Although both Sebastian and Katherine come across as a writer's constructs, Annette is refreshingly real, both in the way she talks and the way she reacts. Part of that comes from the actress. Reese Witherspoon has a natural talent that audiences have been aware of since her 1991 debut in The Man in the Moon. Next to her, both Ryan Phillippe (54) and Sarah Michelle Gellar (most recently seen in Simply Irresistible) come across as posers. They are both attractive and they say their lines with relish, but there's nothing more there. Those looking for the kind of complex relationship that Close and Malkovich brought to the screen over a decade ago will be bitterly disappointed. It's not there, and nothing fills the vacuum.

When it comes to sexual frankness, Cruel Intentions treads the line between eroticism and exploitation. The pseudo-soft core sequences are a blatant attempt to attract an under-18 audience (and they will probably succeed in doing so, the "R" rating notwithstanding). Of course, no one's likely to shout about child pornography, since it's pretty obvious that the leads are all in their twenties. Director Roger Kumble, making his debut behind the camera, adds a few '90s twists to his script, but the manner in which he incorporates an interracial couple, gay sex, and a girl/girl kiss leaves a distasteful impression. The only thing Kumble changes substantially is the ending. His new version is heavyhanded; the original was brilliant.

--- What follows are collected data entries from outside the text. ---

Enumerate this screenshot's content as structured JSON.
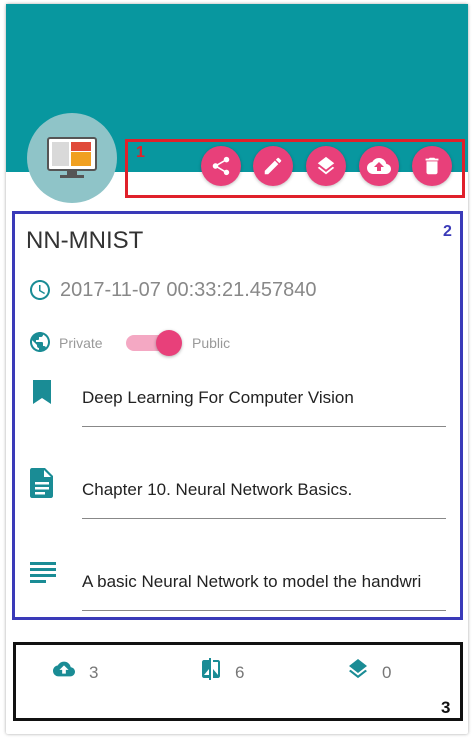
{
  "colors": {
    "header": "#08979f",
    "accent": "#e8407a",
    "teal_icon": "#1a8c95",
    "annotation_red": "#e0202a",
    "annotation_blue": "#3a3ab8",
    "annotation_black": "#111111"
  },
  "annotations": {
    "actions_number": "1",
    "details_number": "2",
    "stats_number": "3"
  },
  "header": {
    "avatar_icon": "desktop-monitor-icon"
  },
  "actions": [
    {
      "name": "share-button",
      "icon": "share-icon"
    },
    {
      "name": "edit-button",
      "icon": "pencil-icon"
    },
    {
      "name": "layers-button",
      "icon": "layers-icon"
    },
    {
      "name": "upload-button",
      "icon": "cloud-upload-icon"
    },
    {
      "name": "delete-button",
      "icon": "trash-icon"
    }
  ],
  "details": {
    "title": "NN-MNIST",
    "timestamp": "2017-11-07 00:33:21.457840",
    "visibility": {
      "private_label": "Private",
      "public_label": "Public",
      "is_public": true
    },
    "fields": [
      {
        "icon": "bookmark-icon",
        "value": "Deep Learning For Computer Vision"
      },
      {
        "icon": "document-icon",
        "value": "Chapter 10. Neural Network Basics."
      },
      {
        "icon": "notes-icon",
        "value": "A basic Neural Network to model the handwri"
      }
    ]
  },
  "stats": [
    {
      "icon": "cloud-upload-icon",
      "value": "3"
    },
    {
      "icon": "compare-icon",
      "value": "6"
    },
    {
      "icon": "layers-icon",
      "value": "0"
    }
  ]
}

Cruel Intentions is only the latest in a series of recent set-in-high-school adaptations of classic tales (none of which have been all that impressive). First there was Clueless (Jane Austen's "Emma"), then She's All That ("Pygmalion"), and now Cruel Intentions. In this case, the producers must assume (or hope) that their target audience has never seen Dangerous Liaisons, because it will be immediately apparent to anyone exposed to both versions which is inferior. No amount of youthful charisma can alter the fact that, in the light of Dangerous Liaisons, Cruel Intentions is a feeble and dissatisfying shadow.